The story ends on the same note of fear and astonishment that Mark strikes at the end of his Gospel, and that Isaiah finds in the story we read this morning about his vision in the Temple, when his own sense of unworthiness and inadequacy threatened to overwhelm him. 'Go, Lord, leave me!' says Peter, 'Sinner that I am!' But Jesus reassures Peter, just as Isaiah was reassured in his vision. Peter is not unworthy. He has shown faith, and now he is commissioned to be an apostle, and not just him but James and John also. From now on they will be fishing for people.

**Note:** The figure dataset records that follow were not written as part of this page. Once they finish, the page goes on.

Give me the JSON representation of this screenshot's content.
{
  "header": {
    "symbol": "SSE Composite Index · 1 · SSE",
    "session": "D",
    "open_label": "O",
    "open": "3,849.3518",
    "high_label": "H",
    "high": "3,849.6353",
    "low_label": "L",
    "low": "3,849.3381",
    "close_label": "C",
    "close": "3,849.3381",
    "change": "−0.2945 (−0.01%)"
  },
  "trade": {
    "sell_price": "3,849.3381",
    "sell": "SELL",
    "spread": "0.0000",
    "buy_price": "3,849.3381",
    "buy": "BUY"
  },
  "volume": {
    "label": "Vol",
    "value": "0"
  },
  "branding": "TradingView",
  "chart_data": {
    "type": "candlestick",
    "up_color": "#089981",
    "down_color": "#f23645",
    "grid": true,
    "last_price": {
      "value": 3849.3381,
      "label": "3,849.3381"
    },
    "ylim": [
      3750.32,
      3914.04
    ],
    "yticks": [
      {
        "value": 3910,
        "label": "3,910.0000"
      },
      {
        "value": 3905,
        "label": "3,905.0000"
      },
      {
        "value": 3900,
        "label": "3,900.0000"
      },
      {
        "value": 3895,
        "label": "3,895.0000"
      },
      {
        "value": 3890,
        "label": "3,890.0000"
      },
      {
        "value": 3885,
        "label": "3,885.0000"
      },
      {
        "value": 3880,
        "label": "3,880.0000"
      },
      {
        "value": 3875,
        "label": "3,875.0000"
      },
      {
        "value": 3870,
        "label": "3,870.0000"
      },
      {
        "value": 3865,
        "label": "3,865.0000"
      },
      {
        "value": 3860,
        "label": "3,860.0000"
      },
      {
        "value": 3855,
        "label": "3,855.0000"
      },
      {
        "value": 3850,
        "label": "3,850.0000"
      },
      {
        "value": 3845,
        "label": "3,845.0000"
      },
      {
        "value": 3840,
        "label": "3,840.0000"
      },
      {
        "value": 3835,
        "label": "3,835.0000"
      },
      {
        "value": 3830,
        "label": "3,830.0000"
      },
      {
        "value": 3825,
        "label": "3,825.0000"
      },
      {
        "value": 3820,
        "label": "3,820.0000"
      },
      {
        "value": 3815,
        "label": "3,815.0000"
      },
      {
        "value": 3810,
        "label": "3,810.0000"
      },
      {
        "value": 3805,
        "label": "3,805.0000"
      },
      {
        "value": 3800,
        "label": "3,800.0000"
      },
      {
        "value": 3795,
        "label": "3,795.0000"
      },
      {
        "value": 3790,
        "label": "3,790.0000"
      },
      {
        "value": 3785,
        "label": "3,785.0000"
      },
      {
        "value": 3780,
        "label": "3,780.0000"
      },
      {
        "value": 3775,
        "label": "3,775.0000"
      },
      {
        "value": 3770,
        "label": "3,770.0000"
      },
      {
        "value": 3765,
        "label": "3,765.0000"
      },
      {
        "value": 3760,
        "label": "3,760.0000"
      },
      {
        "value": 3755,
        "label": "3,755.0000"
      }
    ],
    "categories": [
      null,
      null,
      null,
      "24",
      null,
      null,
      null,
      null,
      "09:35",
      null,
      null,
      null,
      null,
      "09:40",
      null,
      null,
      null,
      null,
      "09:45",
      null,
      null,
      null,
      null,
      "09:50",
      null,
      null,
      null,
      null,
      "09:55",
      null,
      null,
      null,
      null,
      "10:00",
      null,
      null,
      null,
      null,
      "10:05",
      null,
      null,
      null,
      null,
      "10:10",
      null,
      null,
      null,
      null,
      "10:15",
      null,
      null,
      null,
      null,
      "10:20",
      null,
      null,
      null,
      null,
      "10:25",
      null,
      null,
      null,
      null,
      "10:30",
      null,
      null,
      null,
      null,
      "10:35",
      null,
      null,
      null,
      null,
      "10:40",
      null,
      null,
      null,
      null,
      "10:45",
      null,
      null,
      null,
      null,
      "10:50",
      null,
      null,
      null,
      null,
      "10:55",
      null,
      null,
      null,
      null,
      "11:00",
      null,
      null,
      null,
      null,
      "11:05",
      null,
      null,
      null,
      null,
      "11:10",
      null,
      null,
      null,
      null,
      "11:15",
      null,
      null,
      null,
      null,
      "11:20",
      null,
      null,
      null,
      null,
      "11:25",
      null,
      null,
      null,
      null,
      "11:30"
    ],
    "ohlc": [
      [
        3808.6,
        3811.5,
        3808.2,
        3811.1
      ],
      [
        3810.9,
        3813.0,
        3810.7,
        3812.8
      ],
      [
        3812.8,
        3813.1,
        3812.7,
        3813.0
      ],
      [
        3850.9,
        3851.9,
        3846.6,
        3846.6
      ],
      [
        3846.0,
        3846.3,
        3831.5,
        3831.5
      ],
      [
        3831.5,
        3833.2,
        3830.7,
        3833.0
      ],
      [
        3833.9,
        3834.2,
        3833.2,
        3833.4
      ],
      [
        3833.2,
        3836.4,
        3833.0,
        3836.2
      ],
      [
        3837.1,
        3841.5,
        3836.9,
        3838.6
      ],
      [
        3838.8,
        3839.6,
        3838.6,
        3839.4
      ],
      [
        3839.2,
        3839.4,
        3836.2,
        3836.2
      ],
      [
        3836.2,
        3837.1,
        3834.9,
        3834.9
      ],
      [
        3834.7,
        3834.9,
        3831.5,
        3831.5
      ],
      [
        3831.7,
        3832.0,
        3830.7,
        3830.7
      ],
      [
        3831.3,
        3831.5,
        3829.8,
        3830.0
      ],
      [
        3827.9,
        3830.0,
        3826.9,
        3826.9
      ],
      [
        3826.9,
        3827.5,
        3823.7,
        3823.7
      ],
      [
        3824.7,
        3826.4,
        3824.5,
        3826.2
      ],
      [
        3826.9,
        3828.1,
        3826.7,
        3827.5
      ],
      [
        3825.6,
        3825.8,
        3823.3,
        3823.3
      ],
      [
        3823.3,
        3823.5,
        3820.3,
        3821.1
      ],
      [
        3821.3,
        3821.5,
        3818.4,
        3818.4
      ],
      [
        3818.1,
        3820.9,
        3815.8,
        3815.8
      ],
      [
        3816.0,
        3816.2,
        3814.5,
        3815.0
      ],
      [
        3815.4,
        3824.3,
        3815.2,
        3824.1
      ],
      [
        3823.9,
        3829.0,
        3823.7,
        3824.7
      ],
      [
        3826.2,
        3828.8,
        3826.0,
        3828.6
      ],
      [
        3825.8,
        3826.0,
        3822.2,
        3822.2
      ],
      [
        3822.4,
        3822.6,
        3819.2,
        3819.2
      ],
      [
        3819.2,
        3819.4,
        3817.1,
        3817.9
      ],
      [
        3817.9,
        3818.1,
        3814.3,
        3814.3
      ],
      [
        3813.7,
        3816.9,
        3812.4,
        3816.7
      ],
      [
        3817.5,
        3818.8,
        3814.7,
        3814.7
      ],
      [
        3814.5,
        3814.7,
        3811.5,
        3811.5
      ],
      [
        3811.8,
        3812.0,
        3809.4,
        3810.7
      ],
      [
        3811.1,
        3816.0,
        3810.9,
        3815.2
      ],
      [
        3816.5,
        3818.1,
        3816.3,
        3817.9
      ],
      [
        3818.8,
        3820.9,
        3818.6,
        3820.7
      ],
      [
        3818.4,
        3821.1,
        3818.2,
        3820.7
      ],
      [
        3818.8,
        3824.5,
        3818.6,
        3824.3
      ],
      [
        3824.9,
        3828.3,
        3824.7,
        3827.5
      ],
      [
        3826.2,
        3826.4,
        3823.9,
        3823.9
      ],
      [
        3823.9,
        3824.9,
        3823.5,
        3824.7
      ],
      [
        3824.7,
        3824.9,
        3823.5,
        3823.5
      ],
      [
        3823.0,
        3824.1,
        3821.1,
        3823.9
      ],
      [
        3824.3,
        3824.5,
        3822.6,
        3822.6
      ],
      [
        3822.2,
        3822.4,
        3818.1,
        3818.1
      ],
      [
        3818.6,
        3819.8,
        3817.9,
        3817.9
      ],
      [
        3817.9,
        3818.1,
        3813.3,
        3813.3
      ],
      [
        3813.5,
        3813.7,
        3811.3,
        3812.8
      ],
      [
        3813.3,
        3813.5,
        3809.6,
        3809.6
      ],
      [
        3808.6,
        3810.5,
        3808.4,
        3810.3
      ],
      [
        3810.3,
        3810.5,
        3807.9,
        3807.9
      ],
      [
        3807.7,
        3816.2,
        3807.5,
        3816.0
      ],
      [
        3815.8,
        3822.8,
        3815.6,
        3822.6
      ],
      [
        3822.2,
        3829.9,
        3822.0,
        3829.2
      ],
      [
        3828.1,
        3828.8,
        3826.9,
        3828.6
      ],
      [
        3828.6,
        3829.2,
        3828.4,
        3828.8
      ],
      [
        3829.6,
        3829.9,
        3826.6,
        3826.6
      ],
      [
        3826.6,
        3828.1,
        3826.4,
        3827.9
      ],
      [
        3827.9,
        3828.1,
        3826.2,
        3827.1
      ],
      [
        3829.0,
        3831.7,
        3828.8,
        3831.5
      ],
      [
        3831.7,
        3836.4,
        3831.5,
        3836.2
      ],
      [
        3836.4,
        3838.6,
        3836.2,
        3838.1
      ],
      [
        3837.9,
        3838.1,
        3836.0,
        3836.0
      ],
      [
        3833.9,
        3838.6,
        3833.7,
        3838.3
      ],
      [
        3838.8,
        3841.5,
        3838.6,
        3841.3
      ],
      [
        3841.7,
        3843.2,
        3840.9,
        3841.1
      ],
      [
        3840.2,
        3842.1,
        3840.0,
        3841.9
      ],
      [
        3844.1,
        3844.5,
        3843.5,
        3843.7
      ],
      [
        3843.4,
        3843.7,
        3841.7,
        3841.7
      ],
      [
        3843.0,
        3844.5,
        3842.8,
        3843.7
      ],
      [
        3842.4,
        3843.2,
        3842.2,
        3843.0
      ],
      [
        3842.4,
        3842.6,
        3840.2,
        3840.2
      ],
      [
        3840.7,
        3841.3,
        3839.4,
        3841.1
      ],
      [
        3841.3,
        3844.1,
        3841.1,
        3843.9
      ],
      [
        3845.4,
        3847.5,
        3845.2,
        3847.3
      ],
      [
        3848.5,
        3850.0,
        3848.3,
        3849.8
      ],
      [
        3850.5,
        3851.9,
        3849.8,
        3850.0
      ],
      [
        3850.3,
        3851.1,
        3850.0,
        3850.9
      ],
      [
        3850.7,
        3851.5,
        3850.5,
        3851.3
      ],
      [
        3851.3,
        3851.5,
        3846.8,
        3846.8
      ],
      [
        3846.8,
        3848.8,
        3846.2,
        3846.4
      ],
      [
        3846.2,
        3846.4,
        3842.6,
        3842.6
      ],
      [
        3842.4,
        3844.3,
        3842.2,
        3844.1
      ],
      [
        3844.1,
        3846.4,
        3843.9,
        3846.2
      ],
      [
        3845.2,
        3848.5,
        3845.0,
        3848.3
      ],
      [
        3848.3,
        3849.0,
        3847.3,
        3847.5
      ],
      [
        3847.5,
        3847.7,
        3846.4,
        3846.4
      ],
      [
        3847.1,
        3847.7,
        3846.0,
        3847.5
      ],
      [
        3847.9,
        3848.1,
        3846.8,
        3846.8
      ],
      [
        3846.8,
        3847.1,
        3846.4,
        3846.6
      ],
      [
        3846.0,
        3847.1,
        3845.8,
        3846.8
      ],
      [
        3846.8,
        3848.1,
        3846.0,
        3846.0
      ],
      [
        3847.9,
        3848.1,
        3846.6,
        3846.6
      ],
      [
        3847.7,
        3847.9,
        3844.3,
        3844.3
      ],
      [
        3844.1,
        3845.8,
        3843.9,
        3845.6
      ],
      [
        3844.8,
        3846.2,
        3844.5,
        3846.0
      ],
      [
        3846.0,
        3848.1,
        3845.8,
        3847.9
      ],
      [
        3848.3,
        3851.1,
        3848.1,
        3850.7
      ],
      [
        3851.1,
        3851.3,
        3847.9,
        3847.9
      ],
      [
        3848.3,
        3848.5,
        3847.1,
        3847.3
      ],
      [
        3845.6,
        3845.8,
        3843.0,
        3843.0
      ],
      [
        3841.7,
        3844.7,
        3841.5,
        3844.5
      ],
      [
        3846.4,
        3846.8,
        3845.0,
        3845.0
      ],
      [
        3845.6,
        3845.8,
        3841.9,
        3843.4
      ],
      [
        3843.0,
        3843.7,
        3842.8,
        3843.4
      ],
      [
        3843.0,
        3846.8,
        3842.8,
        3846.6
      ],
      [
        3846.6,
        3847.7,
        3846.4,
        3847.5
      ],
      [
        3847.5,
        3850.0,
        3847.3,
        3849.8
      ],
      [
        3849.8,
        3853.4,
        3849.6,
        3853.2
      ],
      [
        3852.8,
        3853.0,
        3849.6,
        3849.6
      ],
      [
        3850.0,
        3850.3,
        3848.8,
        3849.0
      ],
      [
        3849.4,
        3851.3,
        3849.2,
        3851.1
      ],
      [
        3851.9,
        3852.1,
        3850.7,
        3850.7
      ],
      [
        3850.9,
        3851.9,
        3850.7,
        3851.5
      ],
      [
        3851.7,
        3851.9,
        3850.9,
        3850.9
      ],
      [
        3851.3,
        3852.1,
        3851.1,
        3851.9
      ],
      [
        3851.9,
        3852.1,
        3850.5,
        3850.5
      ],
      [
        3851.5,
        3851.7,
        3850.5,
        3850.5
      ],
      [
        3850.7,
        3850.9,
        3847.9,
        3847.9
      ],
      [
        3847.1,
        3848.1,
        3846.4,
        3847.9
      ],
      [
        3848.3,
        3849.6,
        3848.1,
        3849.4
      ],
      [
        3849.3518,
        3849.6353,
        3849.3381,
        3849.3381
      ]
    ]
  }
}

That commission from Jesus reminds us of the call of the first disciples in Mark But, in other respects, this episode is more reminiscent of the story at the end of John's Gospel where - after the same miraculous catch of fish - the risen Jesus commissions Peter to feed his sheep. Is this, also then, a story about the risen Jesus appearing to his friends at the lakeside and telling them to leave their fishing business, to which they had returned after his death, and to stand firmly behind the good news which has the power to save? The good news that, in Jesus, God really does demonstrate his power to preserve us against the wrath of our enemies. The good news that he is able to stretch out his hand to deliver us from trouble, and to walk alongside us and fulfil his purpose for us. The good news that his steadfast love endures forever and he will never forsake us.